Introduction. Lipids play important modulatory and structural roles for membrane proteins. Molecular dynamics simulations (MDS) are frequently used to provide insights into the nature of these protein-lipid interactions. We study the influence of the lipid environment on human Aquaporin-1 (hAQP1, PDB code: 4CSK). Two heterogeneous lipid bilayers, representative of mammals (M) and cancer cells (C), and other only with 1,2-dipalmitoyl-sn-glycero-3-phosphocholine (DPPC), were generated around 4CSK. Methods. CHARMM-GUI was used for the generation of the three systems. 4CSK was embed- ded into a 70 × 70 Å lipid bilayer, with TIP3P water molecule model, neutralizing ions, and a temperature set at 37oC. The CHARMM36m force field was used at production dynamics of 500 ns. GROMACS, VMD and MDAnalysis were used to evaluate the convergence of the simulation, pore radius profile and water diffusion through the protein channels, distances between selectivity residues (ar/R) and the number of water molecules near them and pore length in the narrow zone.

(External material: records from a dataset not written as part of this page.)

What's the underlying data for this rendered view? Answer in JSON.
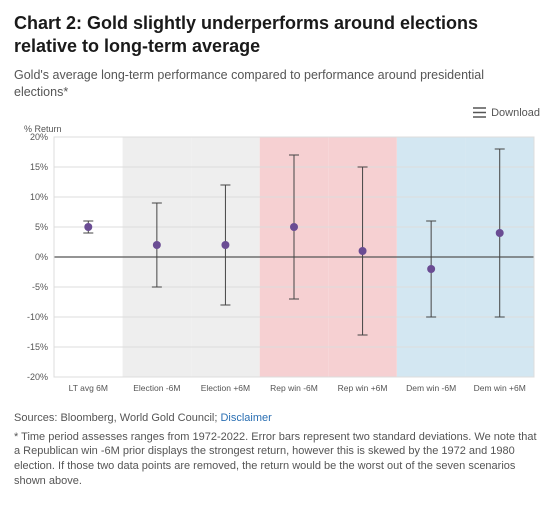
{
  "title": "Chart 2: Gold slightly underperforms around elections relative to long-term average",
  "subtitle": "Gold's average long-term performance compared to performance around presidential elections*",
  "download_label": "Download",
  "chart": {
    "type": "dot-errorbar",
    "y_axis_label": "% Return",
    "ylim": [
      -20,
      20
    ],
    "ytick_step": 5,
    "background_color": "#ffffff",
    "grid_color": "#dcdcdc",
    "axis_color": "#888888",
    "zero_line_color": "#555555",
    "marker_color": "#6a4c93",
    "errorbar_color": "#444444",
    "marker_radius": 4,
    "band_colors": {
      "white": "#ffffff",
      "grey": "#eeeeee",
      "red": "#f6d0d2",
      "blue": "#d3e7f2"
    },
    "categories": [
      {
        "label": "LT avg 6M",
        "mean": 5.0,
        "err": 1.0,
        "band": "white"
      },
      {
        "label": "Election -6M",
        "mean": 2.0,
        "err": 7.0,
        "band": "grey"
      },
      {
        "label": "Election +6M",
        "mean": 2.0,
        "err": 10.0,
        "band": "grey"
      },
      {
        "label": "Rep win -6M",
        "mean": 5.0,
        "err": 12.0,
        "band": "red"
      },
      {
        "label": "Rep win +6M",
        "mean": 1.0,
        "err": 14.0,
        "band": "red"
      },
      {
        "label": "Dem win -6M",
        "mean": -2.0,
        "err": 8.0,
        "band": "blue"
      },
      {
        "label": "Dem win +6M",
        "mean": 4.0,
        "err": 14.0,
        "band": "blue"
      }
    ]
  },
  "source_prefix": "Sources: Bloomberg, World Gold Council; ",
  "source_link_label": "Disclaimer",
  "footnote": "* Time period assesses ranges from 1972-2022. Error bars represent two standard deviations. We note that a Republican win -6M prior displays the strongest return, however this is skewed by the 1972 and 1980 election. If those two data points are removed, the return would be the worst out of the seven scenarios shown above."
}
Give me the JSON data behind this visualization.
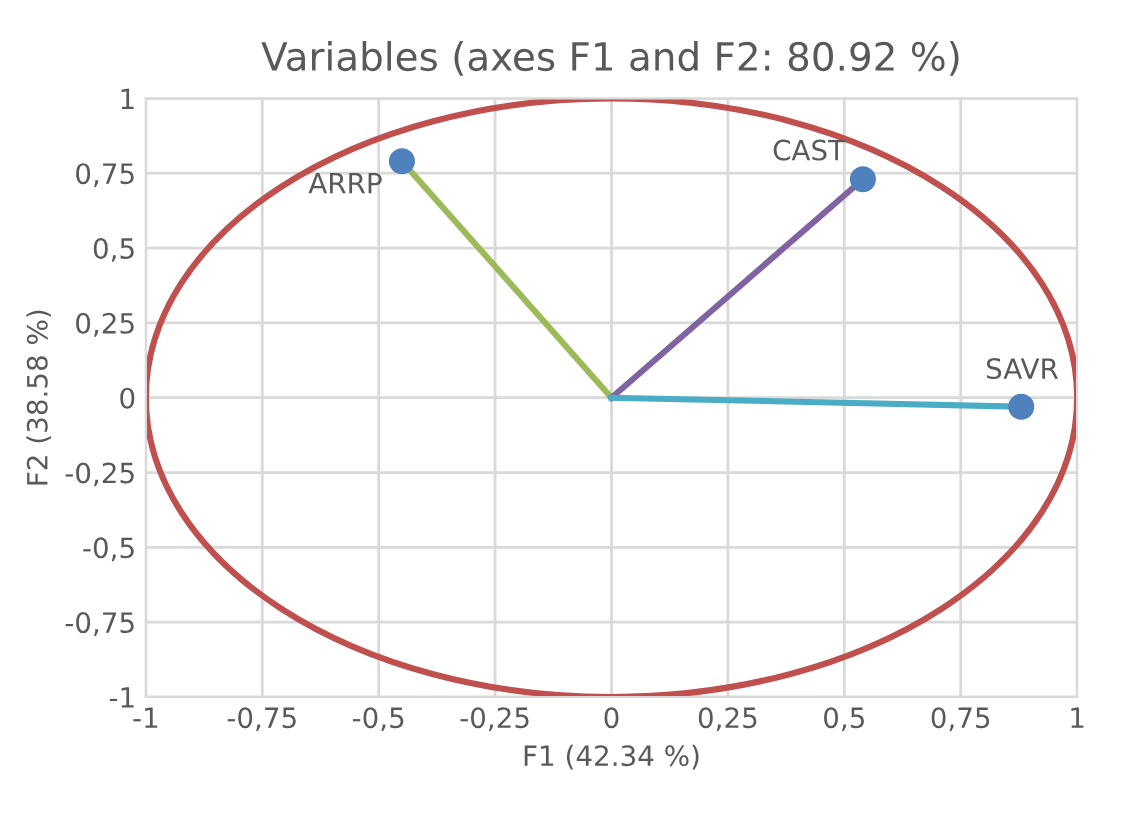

Comparative mean, SD and ANOVA tests were used in statistics. Results. Constriction in the ar/R site: varied from a narrow to a wide conformation. A closed state coincides with the absence of water molecules at the site. Water diffusion through protein in DPPC: 8.3 (0.04), C: 8.62 (0.08) > M: 4.44 (0.01), units: 10-14 cm3s- 1. Pore length in C: 20.40 (0.48) > DPPC: 18.94 (0.42) > M: 18.49 (0.37), units: Å. Conclusion. We present quantitative evidence that membrane composition affects AQP1 water dynamics. Our findings confirm the need for further progress in the study of the regulation of aquaporins by their lipid environment. With the emergence of more powerful hardware and advanced simulation techniques and algo- rithms, we can expect an even larger impact of simulations on our understanding of biological membranes and the role of lipids.